Leadership Skills
Effective Discussions
In order to have effective meetings, you must have useful discussions. There are a few things you can do to foster productive discussions in your meetings:
- Listen: By actively exploring each other's ideas the team will expand options and generate new ideas. This is preferable to debating or defending ideas.
- Ask for clarification: If you do not understand the topic or someone's logic, ask him or her. Good communication skills are required, of course, but being able to explain ideas in different ways helps clarify them.
- Manage time: Stay on task and keep the meeting to the scheduled time. Remind team members of time allotments so the other portions of the agenda can be adjusted accordingly.
- End the discussion: When nothing new can be gathered from discussion, end it. Then help the team choose a decision.
- Summarize: Restate what has been said to keep the group on task.

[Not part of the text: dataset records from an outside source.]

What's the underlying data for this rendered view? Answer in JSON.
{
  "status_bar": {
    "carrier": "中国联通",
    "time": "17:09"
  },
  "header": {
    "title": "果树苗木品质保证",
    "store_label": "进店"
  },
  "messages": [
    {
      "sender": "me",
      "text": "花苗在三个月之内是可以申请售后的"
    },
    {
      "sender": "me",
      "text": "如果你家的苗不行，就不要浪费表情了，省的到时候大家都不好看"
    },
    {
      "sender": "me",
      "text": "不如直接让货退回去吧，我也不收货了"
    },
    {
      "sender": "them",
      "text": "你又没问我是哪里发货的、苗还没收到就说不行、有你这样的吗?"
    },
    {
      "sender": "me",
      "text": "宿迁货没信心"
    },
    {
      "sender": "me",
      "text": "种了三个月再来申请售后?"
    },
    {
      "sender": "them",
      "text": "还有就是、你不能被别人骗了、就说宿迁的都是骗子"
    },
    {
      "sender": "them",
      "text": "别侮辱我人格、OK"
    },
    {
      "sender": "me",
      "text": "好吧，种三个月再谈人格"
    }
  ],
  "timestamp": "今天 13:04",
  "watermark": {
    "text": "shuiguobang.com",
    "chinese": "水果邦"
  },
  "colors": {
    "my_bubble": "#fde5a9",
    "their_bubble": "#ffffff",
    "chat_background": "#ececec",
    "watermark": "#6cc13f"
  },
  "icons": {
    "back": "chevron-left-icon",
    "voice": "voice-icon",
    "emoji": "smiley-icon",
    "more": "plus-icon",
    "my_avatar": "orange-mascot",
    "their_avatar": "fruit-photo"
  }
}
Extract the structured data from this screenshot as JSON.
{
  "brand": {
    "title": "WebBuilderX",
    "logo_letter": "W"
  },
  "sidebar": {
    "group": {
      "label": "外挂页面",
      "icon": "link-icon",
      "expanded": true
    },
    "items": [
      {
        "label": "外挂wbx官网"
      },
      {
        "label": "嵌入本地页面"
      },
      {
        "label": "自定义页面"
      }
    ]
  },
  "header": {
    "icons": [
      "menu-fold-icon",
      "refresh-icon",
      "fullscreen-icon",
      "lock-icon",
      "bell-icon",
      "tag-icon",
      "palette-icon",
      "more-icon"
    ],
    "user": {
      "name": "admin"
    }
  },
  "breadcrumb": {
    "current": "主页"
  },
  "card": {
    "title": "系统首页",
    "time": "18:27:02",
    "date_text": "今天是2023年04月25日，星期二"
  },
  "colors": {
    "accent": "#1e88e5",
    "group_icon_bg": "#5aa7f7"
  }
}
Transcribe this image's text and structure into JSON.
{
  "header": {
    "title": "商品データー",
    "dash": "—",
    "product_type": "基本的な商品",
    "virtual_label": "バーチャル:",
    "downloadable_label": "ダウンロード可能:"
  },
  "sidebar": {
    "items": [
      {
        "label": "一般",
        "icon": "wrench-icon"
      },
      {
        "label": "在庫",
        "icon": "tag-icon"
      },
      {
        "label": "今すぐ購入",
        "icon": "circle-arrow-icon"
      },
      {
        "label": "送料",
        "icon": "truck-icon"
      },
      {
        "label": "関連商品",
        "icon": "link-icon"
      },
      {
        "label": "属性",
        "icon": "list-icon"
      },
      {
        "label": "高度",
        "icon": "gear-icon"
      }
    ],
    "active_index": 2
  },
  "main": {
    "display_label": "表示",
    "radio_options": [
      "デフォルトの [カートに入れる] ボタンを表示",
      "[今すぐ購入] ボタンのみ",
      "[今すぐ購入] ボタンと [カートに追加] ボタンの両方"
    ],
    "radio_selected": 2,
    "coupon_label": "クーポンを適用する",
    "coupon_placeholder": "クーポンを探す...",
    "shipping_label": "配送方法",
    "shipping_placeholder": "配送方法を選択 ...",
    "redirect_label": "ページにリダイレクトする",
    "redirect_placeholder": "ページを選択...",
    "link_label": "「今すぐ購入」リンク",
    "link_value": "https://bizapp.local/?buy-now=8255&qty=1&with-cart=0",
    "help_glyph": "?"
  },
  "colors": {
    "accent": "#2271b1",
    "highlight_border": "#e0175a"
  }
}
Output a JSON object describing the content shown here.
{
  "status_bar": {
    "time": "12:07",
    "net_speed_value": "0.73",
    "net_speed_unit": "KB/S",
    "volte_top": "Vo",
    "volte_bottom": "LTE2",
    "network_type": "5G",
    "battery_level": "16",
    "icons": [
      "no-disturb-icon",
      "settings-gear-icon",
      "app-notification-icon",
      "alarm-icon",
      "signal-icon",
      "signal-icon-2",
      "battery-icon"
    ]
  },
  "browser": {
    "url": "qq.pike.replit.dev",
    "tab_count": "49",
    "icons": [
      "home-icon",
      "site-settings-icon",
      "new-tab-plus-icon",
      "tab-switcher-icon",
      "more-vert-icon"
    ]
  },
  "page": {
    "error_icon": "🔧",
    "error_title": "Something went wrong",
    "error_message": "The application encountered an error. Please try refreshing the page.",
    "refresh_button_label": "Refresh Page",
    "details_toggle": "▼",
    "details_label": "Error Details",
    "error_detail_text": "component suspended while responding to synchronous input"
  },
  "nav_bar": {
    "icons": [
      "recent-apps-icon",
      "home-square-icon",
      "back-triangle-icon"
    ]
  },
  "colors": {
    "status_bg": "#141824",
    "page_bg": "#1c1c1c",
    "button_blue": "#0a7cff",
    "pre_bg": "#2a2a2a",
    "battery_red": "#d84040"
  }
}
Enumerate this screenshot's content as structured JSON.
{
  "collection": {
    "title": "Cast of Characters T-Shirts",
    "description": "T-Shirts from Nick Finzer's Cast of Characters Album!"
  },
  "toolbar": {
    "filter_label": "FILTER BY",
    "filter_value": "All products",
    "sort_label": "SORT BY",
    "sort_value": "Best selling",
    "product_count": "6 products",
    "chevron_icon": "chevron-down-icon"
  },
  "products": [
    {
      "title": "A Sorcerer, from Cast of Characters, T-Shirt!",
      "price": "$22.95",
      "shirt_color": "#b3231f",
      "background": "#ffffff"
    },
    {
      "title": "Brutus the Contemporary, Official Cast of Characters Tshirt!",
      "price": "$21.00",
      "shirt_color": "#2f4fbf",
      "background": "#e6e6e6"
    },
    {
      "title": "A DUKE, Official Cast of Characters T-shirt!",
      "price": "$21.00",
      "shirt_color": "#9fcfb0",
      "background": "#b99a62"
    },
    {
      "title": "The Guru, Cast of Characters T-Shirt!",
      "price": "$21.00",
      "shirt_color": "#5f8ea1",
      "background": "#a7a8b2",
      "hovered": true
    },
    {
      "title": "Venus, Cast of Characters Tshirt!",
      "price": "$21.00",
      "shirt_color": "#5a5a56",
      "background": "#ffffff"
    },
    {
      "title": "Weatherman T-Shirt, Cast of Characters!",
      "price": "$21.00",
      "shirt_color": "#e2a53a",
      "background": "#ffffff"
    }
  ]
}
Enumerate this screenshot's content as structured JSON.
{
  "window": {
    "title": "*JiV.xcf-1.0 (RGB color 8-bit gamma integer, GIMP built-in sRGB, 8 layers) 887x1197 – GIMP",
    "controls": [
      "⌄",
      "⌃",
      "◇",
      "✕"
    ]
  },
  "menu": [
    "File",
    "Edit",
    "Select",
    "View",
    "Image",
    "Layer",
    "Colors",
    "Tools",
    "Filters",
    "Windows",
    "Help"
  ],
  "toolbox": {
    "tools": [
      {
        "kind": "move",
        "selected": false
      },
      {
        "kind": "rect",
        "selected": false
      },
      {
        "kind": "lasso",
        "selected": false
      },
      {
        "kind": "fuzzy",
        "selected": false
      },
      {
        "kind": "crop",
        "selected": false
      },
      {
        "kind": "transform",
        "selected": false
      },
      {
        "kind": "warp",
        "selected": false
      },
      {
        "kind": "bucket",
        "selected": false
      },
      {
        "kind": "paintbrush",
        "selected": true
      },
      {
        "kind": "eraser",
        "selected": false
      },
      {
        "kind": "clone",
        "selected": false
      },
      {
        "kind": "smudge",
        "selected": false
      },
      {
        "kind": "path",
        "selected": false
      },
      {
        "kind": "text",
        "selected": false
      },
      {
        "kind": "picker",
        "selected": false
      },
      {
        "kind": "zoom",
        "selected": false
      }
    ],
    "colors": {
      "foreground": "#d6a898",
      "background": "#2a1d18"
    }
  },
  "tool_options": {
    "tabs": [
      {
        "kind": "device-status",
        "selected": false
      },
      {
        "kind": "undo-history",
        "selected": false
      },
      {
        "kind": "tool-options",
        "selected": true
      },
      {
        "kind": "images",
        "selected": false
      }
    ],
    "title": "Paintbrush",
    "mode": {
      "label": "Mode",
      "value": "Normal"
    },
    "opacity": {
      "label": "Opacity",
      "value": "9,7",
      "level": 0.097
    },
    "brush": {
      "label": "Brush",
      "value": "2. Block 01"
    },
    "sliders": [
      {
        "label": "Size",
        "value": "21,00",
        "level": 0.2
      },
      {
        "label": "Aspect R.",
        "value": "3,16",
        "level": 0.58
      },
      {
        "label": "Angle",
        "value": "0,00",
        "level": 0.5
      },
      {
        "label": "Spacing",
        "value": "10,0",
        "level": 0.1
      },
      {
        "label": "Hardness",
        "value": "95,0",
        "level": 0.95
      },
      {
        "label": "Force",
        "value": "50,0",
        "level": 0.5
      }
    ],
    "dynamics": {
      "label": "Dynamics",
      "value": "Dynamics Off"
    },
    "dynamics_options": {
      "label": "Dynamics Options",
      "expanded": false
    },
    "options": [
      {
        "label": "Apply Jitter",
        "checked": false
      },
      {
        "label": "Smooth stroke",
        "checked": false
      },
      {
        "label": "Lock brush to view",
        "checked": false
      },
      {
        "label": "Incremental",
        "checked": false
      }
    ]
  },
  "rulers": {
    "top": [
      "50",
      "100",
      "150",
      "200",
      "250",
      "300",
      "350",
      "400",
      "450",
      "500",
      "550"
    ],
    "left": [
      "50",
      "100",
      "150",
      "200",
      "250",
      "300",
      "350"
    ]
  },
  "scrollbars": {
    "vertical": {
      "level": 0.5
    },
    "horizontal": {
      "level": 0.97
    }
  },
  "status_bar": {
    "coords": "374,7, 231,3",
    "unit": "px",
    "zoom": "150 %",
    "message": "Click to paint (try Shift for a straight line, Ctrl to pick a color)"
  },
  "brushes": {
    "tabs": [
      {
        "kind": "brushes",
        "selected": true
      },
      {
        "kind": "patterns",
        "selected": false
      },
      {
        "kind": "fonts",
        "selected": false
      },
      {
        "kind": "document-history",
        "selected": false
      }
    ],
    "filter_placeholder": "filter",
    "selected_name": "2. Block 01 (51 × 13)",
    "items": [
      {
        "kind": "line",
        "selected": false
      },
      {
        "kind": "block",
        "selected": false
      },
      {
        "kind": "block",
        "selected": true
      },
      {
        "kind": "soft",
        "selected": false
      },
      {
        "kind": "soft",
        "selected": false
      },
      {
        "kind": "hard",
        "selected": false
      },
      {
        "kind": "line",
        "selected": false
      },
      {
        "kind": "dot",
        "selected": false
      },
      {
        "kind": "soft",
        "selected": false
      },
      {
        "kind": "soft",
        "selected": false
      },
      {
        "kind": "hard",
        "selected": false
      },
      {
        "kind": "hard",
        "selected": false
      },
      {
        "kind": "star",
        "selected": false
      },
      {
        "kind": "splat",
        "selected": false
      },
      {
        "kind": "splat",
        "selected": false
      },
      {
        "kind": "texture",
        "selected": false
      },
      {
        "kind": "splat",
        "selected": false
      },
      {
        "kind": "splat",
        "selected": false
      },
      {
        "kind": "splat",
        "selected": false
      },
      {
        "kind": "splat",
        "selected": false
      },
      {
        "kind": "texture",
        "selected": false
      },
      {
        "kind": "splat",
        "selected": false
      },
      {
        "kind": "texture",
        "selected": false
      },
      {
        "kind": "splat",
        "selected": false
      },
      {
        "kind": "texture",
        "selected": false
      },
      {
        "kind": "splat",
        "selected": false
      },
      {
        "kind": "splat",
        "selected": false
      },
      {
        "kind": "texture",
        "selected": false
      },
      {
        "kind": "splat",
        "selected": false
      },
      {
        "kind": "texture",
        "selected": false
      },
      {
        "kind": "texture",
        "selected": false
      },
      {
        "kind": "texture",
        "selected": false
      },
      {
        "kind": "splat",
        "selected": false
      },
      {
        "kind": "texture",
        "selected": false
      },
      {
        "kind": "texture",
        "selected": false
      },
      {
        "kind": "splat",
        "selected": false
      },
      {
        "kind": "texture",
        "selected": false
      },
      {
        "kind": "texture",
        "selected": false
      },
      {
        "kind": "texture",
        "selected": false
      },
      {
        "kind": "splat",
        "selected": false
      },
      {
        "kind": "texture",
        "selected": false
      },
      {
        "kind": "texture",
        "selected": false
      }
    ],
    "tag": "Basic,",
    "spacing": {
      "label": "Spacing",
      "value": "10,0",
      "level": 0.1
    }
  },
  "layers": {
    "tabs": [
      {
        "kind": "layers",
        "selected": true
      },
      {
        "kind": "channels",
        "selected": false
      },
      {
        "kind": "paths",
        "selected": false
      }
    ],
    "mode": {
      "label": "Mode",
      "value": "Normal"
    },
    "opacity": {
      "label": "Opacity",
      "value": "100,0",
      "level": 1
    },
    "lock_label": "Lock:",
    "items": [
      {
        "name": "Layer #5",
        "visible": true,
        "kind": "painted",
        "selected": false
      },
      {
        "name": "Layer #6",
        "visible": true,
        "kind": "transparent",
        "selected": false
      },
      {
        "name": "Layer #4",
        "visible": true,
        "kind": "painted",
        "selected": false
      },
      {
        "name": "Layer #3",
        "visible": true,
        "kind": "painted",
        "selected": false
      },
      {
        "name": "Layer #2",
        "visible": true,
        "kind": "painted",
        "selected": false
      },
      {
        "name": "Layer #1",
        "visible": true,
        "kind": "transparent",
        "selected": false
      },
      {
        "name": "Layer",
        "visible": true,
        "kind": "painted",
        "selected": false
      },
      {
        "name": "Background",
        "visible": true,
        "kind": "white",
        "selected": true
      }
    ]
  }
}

Follow a summary with a question to see if that is what everyone else understood.
- Check for consensus: Summarize as above, and then restate the decision to see if the team agrees.
- Be a gatekeeper: Encourage all to participate by toning down the dominating speakers and asking for input from the quieter members.
- Contain digression: Do not let others take the discussion off topic or provide long-winded examples or irrelevant points.
- Be aware of human necessities: Take breaks occasionally, and watch for signs of discomfort.
- Be a role model: Model good behavior to set the tone for expected behavior.